I've got a project I'm working on that requires about five or six people's involvement - each having different backgrounds and a couple of guys aren't technical.

We require something similar to share point or Google hosted apps primarily to share documents and project management information - all of which is static and no need for email notifications or anything like that.

We would like the information encrypted while at rest if possible though but not sure how to approach this or what's available.  Ideally, providing credentials when logging into something like a web portal would decrypt and present the data over an ssl connection.

The information could be captured by a single person who uploads it so there isn't a requirement for users to upload anything - simply to view. 
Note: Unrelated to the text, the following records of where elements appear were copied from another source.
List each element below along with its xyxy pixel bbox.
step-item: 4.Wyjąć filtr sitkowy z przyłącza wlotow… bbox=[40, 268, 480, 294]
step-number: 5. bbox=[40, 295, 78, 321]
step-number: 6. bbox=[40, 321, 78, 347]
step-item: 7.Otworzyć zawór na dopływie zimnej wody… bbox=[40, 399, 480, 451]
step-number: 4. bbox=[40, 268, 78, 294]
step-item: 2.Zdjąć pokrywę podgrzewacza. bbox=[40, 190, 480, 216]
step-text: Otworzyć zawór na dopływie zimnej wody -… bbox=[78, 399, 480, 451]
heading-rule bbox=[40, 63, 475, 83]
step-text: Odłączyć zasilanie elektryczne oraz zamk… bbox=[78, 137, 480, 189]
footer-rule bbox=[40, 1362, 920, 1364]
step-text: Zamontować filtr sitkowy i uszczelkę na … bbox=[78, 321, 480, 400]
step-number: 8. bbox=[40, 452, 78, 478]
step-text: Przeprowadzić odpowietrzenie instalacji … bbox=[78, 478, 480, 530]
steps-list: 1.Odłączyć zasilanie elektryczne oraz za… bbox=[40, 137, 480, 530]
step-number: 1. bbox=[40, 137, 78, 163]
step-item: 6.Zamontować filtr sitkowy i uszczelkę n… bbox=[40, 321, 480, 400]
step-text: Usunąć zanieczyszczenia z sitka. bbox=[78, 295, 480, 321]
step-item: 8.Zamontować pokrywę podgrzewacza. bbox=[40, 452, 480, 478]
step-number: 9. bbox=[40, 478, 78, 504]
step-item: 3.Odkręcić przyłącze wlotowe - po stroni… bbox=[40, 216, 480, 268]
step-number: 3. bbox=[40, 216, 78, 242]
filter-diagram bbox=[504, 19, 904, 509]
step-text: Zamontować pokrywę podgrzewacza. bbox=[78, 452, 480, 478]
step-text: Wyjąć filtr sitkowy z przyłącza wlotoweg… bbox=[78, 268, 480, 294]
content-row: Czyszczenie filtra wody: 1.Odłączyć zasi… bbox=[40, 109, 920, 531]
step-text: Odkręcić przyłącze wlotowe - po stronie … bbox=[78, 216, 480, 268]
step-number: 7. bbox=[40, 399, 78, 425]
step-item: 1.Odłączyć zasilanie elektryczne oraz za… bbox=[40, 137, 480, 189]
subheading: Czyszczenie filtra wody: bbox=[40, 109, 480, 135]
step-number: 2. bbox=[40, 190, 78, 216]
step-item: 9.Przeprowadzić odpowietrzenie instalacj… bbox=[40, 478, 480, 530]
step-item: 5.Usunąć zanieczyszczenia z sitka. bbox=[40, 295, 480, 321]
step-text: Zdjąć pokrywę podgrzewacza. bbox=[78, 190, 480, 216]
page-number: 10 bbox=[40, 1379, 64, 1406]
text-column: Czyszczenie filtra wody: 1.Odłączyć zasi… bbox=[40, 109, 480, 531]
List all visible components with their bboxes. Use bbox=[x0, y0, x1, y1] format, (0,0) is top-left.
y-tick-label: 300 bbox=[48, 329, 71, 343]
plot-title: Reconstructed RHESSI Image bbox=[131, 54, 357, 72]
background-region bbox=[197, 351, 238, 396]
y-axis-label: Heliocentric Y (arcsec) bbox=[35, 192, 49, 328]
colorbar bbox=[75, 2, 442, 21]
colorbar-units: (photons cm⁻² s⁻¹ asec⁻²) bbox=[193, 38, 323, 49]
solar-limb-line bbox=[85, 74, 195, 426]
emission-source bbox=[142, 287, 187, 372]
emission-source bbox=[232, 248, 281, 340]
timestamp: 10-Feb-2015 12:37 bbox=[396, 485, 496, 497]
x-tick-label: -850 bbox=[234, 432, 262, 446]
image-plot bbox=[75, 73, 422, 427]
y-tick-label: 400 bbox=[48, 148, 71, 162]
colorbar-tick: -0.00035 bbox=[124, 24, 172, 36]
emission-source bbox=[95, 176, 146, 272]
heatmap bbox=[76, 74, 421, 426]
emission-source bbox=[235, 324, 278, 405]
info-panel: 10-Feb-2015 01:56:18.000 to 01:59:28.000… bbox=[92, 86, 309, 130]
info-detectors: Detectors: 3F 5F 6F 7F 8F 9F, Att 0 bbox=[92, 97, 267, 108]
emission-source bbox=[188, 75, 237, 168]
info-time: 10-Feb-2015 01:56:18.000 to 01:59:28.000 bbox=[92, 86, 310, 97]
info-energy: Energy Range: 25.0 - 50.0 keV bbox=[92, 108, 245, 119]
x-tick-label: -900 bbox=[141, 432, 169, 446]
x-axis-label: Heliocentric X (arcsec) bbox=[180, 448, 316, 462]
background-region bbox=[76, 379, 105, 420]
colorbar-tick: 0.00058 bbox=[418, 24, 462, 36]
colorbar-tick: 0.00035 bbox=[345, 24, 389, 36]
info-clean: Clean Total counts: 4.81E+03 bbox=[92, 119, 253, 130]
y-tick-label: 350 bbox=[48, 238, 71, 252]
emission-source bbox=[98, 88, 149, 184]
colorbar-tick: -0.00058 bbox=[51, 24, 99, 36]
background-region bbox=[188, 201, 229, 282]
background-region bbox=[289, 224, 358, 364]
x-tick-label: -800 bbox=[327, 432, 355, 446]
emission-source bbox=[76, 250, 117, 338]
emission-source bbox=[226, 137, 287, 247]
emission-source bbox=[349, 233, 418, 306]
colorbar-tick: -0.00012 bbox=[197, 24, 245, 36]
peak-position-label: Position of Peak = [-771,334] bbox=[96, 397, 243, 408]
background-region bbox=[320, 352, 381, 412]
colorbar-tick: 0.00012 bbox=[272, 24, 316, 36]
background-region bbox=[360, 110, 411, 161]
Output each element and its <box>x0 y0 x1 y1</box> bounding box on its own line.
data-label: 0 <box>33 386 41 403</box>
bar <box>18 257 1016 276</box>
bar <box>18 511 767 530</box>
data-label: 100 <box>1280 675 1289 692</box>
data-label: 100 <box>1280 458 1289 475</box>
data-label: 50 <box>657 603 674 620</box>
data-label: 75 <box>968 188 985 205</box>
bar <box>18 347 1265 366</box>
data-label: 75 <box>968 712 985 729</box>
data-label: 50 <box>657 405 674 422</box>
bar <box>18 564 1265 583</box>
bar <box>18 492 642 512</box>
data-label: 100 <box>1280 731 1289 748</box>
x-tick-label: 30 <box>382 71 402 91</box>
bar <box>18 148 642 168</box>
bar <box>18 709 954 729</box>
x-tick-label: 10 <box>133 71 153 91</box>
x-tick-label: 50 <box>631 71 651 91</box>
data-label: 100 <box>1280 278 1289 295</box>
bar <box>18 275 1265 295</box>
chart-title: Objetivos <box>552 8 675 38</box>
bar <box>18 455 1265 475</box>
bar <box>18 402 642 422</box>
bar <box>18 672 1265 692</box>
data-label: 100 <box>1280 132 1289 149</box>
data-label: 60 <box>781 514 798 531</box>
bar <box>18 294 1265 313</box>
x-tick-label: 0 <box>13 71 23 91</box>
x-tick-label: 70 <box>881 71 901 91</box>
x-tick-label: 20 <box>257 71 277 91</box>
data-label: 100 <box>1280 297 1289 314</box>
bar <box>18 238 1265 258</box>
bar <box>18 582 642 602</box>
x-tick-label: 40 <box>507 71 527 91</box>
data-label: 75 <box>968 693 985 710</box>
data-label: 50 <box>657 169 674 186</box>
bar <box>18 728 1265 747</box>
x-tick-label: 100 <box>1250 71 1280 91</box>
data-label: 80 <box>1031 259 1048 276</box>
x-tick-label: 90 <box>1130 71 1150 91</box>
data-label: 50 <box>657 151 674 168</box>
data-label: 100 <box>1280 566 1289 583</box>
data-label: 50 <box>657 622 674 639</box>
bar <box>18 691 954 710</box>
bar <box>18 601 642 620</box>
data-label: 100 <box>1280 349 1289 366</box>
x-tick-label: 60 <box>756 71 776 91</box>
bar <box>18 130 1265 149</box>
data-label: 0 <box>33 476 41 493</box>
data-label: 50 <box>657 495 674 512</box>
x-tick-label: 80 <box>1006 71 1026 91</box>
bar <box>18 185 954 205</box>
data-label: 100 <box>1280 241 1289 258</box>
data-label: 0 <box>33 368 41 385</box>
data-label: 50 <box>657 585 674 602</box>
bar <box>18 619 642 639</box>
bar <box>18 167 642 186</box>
I'm familiar with client side authentication and the tools used by individuals - but not sure how this should be done.

Thanks for any help -

~eddie


----------



## pbd (Jul 26, 2011)

This is very general question, but you can use this scenario:

- data are stored by the operator/comitter in devel/subversion repository on an encypted disk
- data are handled to users by some HTTPS interface to SVN repository (I cannot recommend one, but there are many)

This ensures that both remote and local access to files is encrypted, enables users to view documents using simple web browser, enables view to previous versions of documents and enables you to have more than one comitter in future.


----------



## tingo (Jul 27, 2011)

If your needs are simple enough, perhaps Mollify would suffice?


----------



## drhowarddrfine (Jul 27, 2011)

eddie said:
			
		

> We require something similar to share point or Google hosted apps


Sooooo how about Google Docs or Google+?


----------